According to Hoosier Action, the Surety Bail PAC (political action committee) representing for-profit bail companies has contributed almost $50,000 in the past eight years to the campaigns of state legislators. Some individual companies, including the American Surety Co. and United Surety Agents, have given tens of thousands of dollars on top of the PAC’s contributions.

“HB 1300 is a bill written by and for the predatory bail bonds industry, so they can have a monopoly in a market which exchanges cash for freedom,” Carissa Miller, a Floyd County Hoosier Action leader, said in a statement.

For Hall, the focus on limiting bail that could be posted by a non-profit for so-called “violent offenders” would create a significant hurdle if her husband were arrested.

While incarcerated on a misdemeanor charge in 2008 and unable to afford bail, her husband got into a fight and was convicted as a serious violent felon.

“That’s still on his record,” Hall said. “When you’re in jail and in that condition — you try to get through, but things happen. You’re just trying to survive.”

Hall said the General Assembly supports only the wealthiest of Hoosiers who could get their attention, such as the bail bondsman associations. Those wealthy Hoosiers experience a different criminal justice system.

“Someone who has money and is rich, they can pay an attorney. They can pay to get (their charges) exonerated. They can pay bail,” Hall said. “(Lawmakers) need to realize there are people out here who can’t afford $500 — who can’t even afford $200 (in bail).”

‘INCARCERATION DOESN’T HELP’

In testimony last week, David Gaspar, national director of The Bail Project, called the legislation a “transparent attack” on the organization’s work, which had assisted nearly 1,000 low-income Hoosiers. “Once the judge has determined that a person can be released contingent on posting bail, it should not matter who pays for it,” Gaspar said. “The bail bond companies can post bail for anyone regardless of charge or amount as long as the person pays their fee.”

Unlike for-profit companies, The Bail Project can’t take its clients’ money or property if they fail to pay, Gaspar said. He criticized the bail system in Indiana for diverting money — approximately $242 million annually — from addiction and homelessness services to jail administration.

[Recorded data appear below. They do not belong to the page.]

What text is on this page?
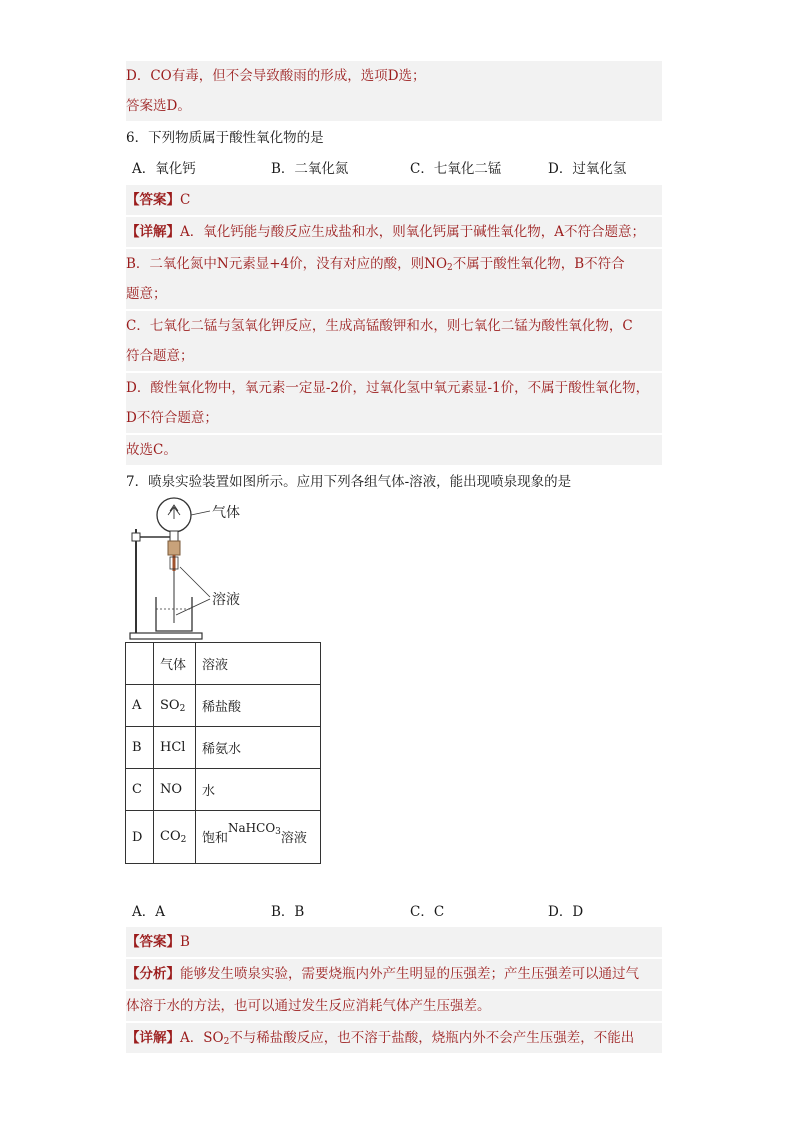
D．CO有毒，但不会导致酸雨的形成，选项D选；
答案选D。
6．下列物质属于酸性氧化物的是
A．氧化钙	B．二氧化氮	C．七氧化二锰	D．过氧化氢
【答案】C
【详解】A．氧化钙能与酸反应生成盐和水，则氧化钙属于碱性氧化物，A不符合题意；
B．二氧化氮中N元素显+4价，没有对应的酸，则$NO_2$不属于酸性氧化物，B不符合
题意；
C．七氧化二锰与氢氧化钾反应，生成高锰酸钾和水，则七氧化二锰为酸性氧化物，C
符合题意；
D．酸性氧化物中，氧元素一定显-2价，过氧化氢中氧元素显-1价，不属于酸性氧化物，
D不符合题意；
故选C。
7．喷泉实验装置如图所示。应用下列各组气体-溶液，能出现喷泉现象的是
气体
溶液
	气体	溶液
A	$SO_2$	稀盐酸
B	HCl	稀氨水
C	NO	水
D	$CO_2$	饱和NaHCO$_3$溶液
A．A	B．B	C．C	D．D
【答案】B
【分析】能够发生喷泉实验，需要烧瓶内外产生明显的压强差；产生压强差可以通过气
体溶于水的方法，也可以通过发生反应消耗气体产生压强差。
【详解】A．$SO_2$不与稀盐酸反应，也不溶于盐酸，烧瓶内外不会产生压强差，不能出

Carissa Miller, like Hall, spoke to families gathered Thursday with Hoosier Action at the Statehouse, sharing her story and challenging lawmakers to defeat HB 1300. The bail system, Miller said, harmed her younger sister, who couldn’t afford bail and spent five months behind bars in 2016 without psychiatric services to treat her schizophrenia.

“We grew up in a house that if we had electric and water in the same month it was a good month,” Miller said. “There was a lot of domestic violence and substance abuse. … My little sister developed a substance-use disorder.”

After months incarcerated without medication, her sister signed a plea agreement and was released. She overdosed months afterward but was revived with a dose of Naloxone. Miller said her sister still struggles to afford adequate housing and find employment.

Miller said she believes the state’s criminalization of drug use and failure to enable treatment for incarcerated addicts exacerbates the problem. Arresting Hoosiers doesn’t help, she said.

“The best practice is referral to treatment,” said Miller, a social worker. “Incarceration does not improve any outcomes — it doesn’t reduce recidivism and it doesn’t stop people from being mentally ill.”

Miller said that programs she worked with in Scott County, where her practice is located, may try to bail someone out of jail in order to get them into residential treatment. Even though charitable bail programs only exist in Marion County and Lake County, other organizations do the same type of work and would be impacted by the proposed law.

“They’re putting barriers in place where these programs can’t function effectively,” Miller said.